Easy user authentication with HTTP

December 12, 2007

Many small CGI programs need little in the way of access control: anyone may read, but only certain users are allowed to write. Here's an unobtrusive way to implement this scheme.

This method is useful only for self-contained CGI programs that generate forms with links to themselves to implement operations like searching or editing a database. I use it successfully for my personal book database.

What I didn't want

I didn't want to complicate my simple program with authentication and cookie-based session management. The extra code needed would have given me many new opportunities to make mistakes and exposed me to the chore of managing a password database, all for something only tangentially relevant to my program.

A simpler option was to set up HTTP authentication to require a password for access to the CGI program. Then I could allow anyone to login as "guest/guest", but give trusted editors their own username and password. I did not like this option principally because it restricted read access unnecessarily, made it necessary to advertise the guest account, and forced everyone to interact with a browser popup for authentication.

What I did

Let's assume that my CGI program was named foo.cgi.

I made every form which could modify the database POST its contents to foo.cgi/edit. This separated the handling of reads and writes conceptually; but writes could still be handled by foo.cgi, which would be run with “PATH_INFO=/edit” in its environment.

To enforce this separation, I also added a few lines of code to reject any attempted writes unless they were posted to /edit:

unless ( $readonly || $ENV{PATH_INFO} eq "/edit" ) {
    print "Status: 403 Forbidden\r\n";
    print "Content-Type: text/plain\r\n\r\n";
    print "Write access is available only through foo.cgi/edit\r\n";
    exit;
}

Once the URL served to distinguish reads from writes, I could require HTTP authentication for foo.cgi/edit, while allowing access to foo.cgi as usual. For example, with Apache:

<Location /foo.cgi/edit>
    AuthType basic
    AuthName foo
    AuthUserFile /usr/local/web/foo-passwords
    Require valid-user
</Location>

Now foo.cgi provides unrestricted read-only access, but anyone who tries to change something (by filling in and submitting a form) must authenticate successfully before the program is invoked (with the AUTH_TYPE and REMOTE_USER environment variables set).
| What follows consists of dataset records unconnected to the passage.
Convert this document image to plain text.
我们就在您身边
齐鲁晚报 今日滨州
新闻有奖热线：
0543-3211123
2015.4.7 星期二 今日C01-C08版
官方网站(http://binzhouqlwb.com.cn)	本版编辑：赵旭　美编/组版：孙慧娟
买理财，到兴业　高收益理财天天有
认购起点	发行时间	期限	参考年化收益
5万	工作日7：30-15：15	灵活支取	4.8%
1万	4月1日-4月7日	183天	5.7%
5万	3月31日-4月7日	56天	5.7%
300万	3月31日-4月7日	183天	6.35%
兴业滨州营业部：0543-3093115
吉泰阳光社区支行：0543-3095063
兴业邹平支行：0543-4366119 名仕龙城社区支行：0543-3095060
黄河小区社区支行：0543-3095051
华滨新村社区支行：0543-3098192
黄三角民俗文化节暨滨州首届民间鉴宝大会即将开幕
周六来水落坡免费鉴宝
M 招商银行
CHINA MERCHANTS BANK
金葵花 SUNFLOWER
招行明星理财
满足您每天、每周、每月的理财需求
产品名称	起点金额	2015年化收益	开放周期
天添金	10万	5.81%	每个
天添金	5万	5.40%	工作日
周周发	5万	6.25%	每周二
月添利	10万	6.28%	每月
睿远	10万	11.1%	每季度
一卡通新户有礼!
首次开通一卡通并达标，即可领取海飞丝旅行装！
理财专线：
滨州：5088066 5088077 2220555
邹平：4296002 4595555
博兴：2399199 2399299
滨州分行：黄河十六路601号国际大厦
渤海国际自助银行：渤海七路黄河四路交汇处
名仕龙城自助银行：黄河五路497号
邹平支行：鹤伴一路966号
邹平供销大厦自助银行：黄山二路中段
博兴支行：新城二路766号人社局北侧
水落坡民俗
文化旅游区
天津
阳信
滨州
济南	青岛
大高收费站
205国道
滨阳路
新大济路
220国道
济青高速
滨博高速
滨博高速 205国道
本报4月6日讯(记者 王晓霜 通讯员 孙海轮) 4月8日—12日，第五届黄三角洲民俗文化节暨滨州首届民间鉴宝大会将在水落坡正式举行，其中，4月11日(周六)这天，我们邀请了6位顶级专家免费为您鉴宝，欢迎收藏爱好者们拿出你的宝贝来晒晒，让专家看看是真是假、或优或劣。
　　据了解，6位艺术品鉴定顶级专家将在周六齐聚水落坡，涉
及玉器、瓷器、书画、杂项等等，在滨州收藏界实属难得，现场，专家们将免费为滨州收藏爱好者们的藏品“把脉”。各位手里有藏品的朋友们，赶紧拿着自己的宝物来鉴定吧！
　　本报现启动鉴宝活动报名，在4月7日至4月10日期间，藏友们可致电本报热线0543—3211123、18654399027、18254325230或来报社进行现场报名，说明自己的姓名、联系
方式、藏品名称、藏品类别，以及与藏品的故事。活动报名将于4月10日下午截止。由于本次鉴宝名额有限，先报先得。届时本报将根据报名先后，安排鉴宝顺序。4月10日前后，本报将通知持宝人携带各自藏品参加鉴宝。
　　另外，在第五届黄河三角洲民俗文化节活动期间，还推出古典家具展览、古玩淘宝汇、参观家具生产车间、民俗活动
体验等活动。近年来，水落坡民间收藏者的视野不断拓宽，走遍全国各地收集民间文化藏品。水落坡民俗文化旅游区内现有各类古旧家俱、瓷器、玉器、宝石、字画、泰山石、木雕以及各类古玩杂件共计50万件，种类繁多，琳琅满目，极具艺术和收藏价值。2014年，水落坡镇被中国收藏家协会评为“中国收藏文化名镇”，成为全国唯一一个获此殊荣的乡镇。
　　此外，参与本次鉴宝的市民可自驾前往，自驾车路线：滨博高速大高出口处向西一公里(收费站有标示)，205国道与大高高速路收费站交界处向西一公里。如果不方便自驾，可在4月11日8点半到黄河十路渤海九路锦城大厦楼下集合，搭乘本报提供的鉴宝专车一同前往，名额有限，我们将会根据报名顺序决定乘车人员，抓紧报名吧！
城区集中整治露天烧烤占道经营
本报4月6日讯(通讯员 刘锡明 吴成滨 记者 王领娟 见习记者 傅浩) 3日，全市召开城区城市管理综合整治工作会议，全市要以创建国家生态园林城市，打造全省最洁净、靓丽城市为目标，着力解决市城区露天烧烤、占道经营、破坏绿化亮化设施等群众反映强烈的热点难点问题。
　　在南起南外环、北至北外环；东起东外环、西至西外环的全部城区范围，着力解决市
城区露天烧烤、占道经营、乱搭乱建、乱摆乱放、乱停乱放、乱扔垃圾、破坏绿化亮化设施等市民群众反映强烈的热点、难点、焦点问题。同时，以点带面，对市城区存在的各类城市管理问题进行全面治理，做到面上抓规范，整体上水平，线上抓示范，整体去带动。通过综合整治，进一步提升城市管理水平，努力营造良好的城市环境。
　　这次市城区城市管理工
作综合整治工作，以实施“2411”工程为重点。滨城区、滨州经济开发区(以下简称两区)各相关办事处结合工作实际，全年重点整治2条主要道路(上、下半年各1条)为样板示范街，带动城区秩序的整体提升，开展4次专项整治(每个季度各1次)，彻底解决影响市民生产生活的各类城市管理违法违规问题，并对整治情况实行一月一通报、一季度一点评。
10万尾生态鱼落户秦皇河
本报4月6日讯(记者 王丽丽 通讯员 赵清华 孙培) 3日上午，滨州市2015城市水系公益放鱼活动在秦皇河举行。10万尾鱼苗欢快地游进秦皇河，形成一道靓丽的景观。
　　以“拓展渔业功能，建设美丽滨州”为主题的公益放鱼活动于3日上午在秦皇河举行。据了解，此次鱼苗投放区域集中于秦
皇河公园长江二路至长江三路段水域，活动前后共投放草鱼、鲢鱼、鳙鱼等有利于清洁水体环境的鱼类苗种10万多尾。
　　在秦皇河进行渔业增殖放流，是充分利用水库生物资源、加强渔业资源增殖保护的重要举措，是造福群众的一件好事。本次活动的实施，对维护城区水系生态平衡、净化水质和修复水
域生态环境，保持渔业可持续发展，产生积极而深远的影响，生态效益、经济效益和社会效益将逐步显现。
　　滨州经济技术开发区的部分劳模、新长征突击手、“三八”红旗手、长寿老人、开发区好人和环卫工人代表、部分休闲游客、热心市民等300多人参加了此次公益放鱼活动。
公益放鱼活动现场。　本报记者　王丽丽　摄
As a precaution, I extended the test above to reject all unauthenticated writes, i.e. unless both “PATH_INFO=/edit” and AUTH_TYPE were set for the request. This makes the program read-only by default (i.e., if it were made executable without first setting up HTTP authentication).

With this scheme, foo.cgi needs few changes, and in particular, has no knowledge of users, passwords, or HTTP authentication. (Of course, it could use REMOTE_USER to perform more fine-grained authorization checks, but such complications have rapidly diminishing returns.)

Disadvantages

The principal disadvantage of this scheme is that it forces people to interact with the varied and dismal browser implementations of HTTP authentication. In this case, it is tolerable only because of its extreme simplicity, and because the number of people who need to authenticate is limited (e.g. just myself).

It is unfortunate that, with Apache, location-based authentication can't be configured in an .htaccess file near the CGI script; it must be in httpd.conf. (I understand why it isn't possible, but it's still unfortunate, especially since people are used to configuring HTTP authentication with .htaccess alone.)

This simple scheme doesn't scale beyond a few privileged editors. Once you have enough users that password management and recovery need to be automated, you have to maintain your own user database anyway. If you can foresee that situation, just use a cookie-based scheme from the start, and don't bother with HTTP authentication.